MEC407: CP+KCS would access the Ports of:
Pacific:
- Vancouver
- Lazaro Cardenas
Great Lakes:
- Thunder Bay
- Duluth (BNSF rights)
- Milwaukee
- Chicago/Indiana
- Detroit and Windsor
- Toronto
- Hamilton
- Buffalo (I believe)
East Coast and St. Lawrence Seaway:
Gulf Coast:
- Mobile
- Gulfport, MS
- New Orleans
- Lake Charles
- Port Arthur
- Beaumont
- Houston
- Corpus Christi
- Brownsville
- Altamira and Tampico
- Veracruz
Riverine:
- St. Louis
- Kansas City
- St. Paul
- Chicago (already mentioned)
- Natchitoches
- Baton Rouge
- Vicksburg
- Columbus
- Yellow Creek
I see a decent number of Gulf and Great Lakes ports, too few major Eastern ports, and too few ports at all on the West (good luck funneling all the traffic from Chicago south through Lazaro Cardenas!) Also, the KCS and CP systems aren't all that synergistic - they cover different territories, but neither offers much in the way of better operating efficiency to the other.

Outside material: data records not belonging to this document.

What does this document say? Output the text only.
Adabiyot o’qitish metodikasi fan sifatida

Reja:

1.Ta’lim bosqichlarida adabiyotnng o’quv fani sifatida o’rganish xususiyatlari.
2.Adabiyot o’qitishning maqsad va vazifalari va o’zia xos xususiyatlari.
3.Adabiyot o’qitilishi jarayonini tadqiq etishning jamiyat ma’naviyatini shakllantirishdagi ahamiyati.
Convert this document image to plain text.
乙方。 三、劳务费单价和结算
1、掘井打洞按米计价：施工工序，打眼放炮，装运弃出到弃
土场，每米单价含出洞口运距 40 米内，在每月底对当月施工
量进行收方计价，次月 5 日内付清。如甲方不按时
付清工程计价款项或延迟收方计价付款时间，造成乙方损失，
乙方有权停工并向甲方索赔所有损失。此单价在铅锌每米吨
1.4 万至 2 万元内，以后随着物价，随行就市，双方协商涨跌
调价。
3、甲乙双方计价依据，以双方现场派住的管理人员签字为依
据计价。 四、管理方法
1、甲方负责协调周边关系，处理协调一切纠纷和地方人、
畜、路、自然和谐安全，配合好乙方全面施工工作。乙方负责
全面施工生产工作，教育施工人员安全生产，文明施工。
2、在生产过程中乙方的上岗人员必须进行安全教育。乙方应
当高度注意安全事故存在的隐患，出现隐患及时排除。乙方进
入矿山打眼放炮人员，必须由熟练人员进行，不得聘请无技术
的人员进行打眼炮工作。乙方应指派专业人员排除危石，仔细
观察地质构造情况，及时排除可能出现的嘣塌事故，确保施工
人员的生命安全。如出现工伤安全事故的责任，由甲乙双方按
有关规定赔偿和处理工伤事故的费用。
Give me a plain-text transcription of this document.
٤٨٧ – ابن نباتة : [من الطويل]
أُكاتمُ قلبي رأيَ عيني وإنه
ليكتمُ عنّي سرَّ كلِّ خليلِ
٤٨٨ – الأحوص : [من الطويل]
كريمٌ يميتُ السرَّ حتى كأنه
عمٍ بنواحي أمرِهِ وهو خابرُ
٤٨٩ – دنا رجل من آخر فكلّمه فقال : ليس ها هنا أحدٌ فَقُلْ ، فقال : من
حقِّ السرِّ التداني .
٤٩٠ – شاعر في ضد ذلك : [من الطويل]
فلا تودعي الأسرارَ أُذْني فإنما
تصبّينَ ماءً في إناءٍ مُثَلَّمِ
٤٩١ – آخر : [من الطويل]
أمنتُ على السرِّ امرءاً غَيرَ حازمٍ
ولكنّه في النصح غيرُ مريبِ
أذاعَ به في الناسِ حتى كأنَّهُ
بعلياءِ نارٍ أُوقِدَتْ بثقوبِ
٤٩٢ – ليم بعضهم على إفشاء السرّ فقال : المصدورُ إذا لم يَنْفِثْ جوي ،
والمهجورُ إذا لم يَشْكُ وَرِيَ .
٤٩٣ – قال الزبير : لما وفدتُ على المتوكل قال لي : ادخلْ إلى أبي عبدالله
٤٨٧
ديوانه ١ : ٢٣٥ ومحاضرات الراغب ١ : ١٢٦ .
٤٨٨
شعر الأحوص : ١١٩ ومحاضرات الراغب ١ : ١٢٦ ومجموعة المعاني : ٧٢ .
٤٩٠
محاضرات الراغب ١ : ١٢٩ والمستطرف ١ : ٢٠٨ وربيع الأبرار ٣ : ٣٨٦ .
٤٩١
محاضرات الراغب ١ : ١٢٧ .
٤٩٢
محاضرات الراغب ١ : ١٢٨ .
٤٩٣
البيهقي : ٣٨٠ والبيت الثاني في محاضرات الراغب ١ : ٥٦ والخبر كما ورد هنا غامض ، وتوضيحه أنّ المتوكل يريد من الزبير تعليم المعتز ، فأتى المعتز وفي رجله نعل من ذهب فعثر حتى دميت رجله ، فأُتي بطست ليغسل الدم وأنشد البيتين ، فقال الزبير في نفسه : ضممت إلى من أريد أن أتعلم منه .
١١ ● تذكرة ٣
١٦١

Both of them require a willing U.S. east coast partner to thrive.
KCS + CP
+ NS would solve the synergy problem by giving both CP and KCS the eastern access they need. Instead of needing to get all the way to Chicago, KCS can interchange in New Orleans, in Meridian, in St. Louis, or in Kansas City. CP could run trains through Chicago to points as diverse as Boston and Jacksonville, and could reach New York Harbor without needing to go through Montreal. It wouldn't help NS so much - there's still only so much you can funnel through Vancouver and Lazaro Cardenas - but that's the way it goes, since we aren't talking about a merger with UP.